Je vous priais tout à l’heure de considérer M. G. comme un éternel convalescent ; pour compléter votre conception, prenez-le aussi pour un homme-enfant, pour un homme possédant à chaque minute le génie de l’enfance, c’est-à-dire un génie pour lequel aucun aspect de la vie n’est émoussé.

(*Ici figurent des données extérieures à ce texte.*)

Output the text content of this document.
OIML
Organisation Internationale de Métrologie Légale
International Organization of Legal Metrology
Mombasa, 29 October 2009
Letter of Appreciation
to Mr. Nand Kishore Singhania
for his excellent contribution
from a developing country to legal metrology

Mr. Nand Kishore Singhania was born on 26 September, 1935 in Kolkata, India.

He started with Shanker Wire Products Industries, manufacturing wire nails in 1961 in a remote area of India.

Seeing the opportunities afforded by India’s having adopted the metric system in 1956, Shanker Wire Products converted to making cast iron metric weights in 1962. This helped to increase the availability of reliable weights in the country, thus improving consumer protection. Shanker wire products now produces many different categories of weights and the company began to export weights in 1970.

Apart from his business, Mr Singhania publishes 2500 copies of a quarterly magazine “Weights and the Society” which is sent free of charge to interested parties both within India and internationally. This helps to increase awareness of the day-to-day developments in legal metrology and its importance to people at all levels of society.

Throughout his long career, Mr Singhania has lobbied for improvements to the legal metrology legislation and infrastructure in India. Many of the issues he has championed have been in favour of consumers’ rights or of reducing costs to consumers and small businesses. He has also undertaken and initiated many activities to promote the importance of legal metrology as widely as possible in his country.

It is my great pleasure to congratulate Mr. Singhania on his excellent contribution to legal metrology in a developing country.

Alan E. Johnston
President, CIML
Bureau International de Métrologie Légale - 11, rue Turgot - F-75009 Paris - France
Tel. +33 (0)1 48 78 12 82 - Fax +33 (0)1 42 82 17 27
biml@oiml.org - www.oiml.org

Je vous ai dit que je répugnais à l’appeler un pur artiste, et qu’il se défendait lui-même de ce titre avec une modestie nuancée de pudeur aristocratique. Je le nommerais volontiers un dandy, et j’aurais pour cela quelques bonnes raisons ; car le mot dandy implique une quintessence de caractère et une intelligence subtile de tout le mécanisme moral de ce monde ; mais, d’un autre côté, le dandy aspire à l’insensibilité, et c’est par là que M. G., qui est dominé, lui, par une passion insatiable, celle de voir et de sentir, se détache violemment du dandysme. Amabam amare15, disait saint Augustin. « J’aime passionnément la passion », dirait volontiers M. G. Le dandy est blasé, ou il feint de l’être, par politique et raison de caste. M. G. a horreur des gens blasés. Il possède l’art si difficile (les esprits raffinés me comprendront) d’être sincère sans ridicule. Je le décorerais bien du nom de philosophe, auquel il a droit à plus d’un titre, si son amour excessif des choses visibles, tangibles, condensées à l’état plastique, ne lui inspirait une certaine répugnance de celles qui forment le royaume impalpable du métaphysicien.
Réduisons-le donc à la condition de pur moraliste pittoresque, comme La Bruyère.
La foule est son domaine, comme l’air est celui de l’oiseau, comme l’eau celui du poisson.